March 23 2024 Work Party

Light rain. Root balls, knotweed, holly, mulch. Little lime green frog. Bushtits nest in an adolescent fir tree, chickadees make copious announcements. We dig and haul and break for strawberry knotweed pie. Fireworks of green everywhere around us.

March 16 2024 Work Party

A copse of trees hides a stand of holly. The youngest among us recruits help, instructs on tools, leads the way. It is warm, too warm for this time of year, we peel off layers, elderberry and red flowering currant bloom weeks earlier than usual. What do the nesting birds make of the unseasonable warmth? An elder wrenches tangled holly roots from between those of a grown cottonwood, we unearth gnarled blackberry root balls nearby, pull up the carpet of ivy. An old Coke can, shards from a broken pane of glass, tennis balls shorn of fuzz. Everywhere we have touched this landscape. A silent bald eagle and a crying red-tailed hawk circle above.

March 9 2024 Work Party

Cool, tentative rain. A line of sentinel blackberry canes, dug. Root balls, gnarled and long. Goat neighbors munch tender shoots of reed canary grass. Entwined Western red cedars and ferns in their new homes. Beautiful child dancing through the planting, hiding from the wind, noticing everything.

February 17 2024 Work Party

“Hope is not a lottery ticket you can sit on the sofa and clutch, feeling lucky. It is an axe you break down doors with in an emergency. Hope should shove you out the door, because it will take everything you have to steer the future away from endless war, from the annihilation of the earth’s treasures and the grinding down of the poor and marginal… To hope is to give yourself the future – and that commitment to the future is what makes the present inhabitable.” ―Rebecca Solnit, Hope in the Dark

You help make my present not only inhabitable, but also joyful. Thank you.

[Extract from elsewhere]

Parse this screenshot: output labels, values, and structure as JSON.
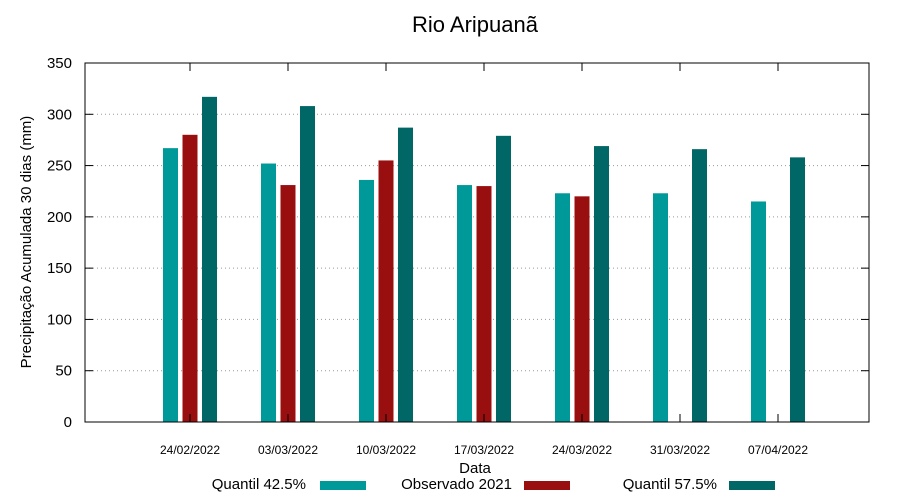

January 27 2024 Work Party

We whisper our worry about displacing neighbors who have found shelter behind blackberry brambles not many blocks from where anger shouted away the possibility of permanent homes for them. Rain. We do everything we can. We clip, dig, call, write, lay down cardboard, haul mulch, bare hearts, show up, plant trees, hold on to hope. It is what we can do and it is not enough this time. Everything comes tumbling down, grey clouds settle in. Rest. The world will be reordered and then we will start again.

January 13 2024 Work Party

Wool socks, silk long underwear, fleece pullover, down coat under lined ski parka. Snow pants and insulated skirt. Mittens, scarf, hat. All of this enough to hold body heat generated by movement. Root slayer as spear, frozen ground splits to reveal dark, soft soil. Conifers frozen in pots planted in the mulch pile, heat generated by thermophillic bacteria releases roots and soil, enough to get a few trees from pots to earth. Determination. Mini-cardboard drive. Initiative. When I am short on hope, I watch how you move through the world and it returns to me in abundance.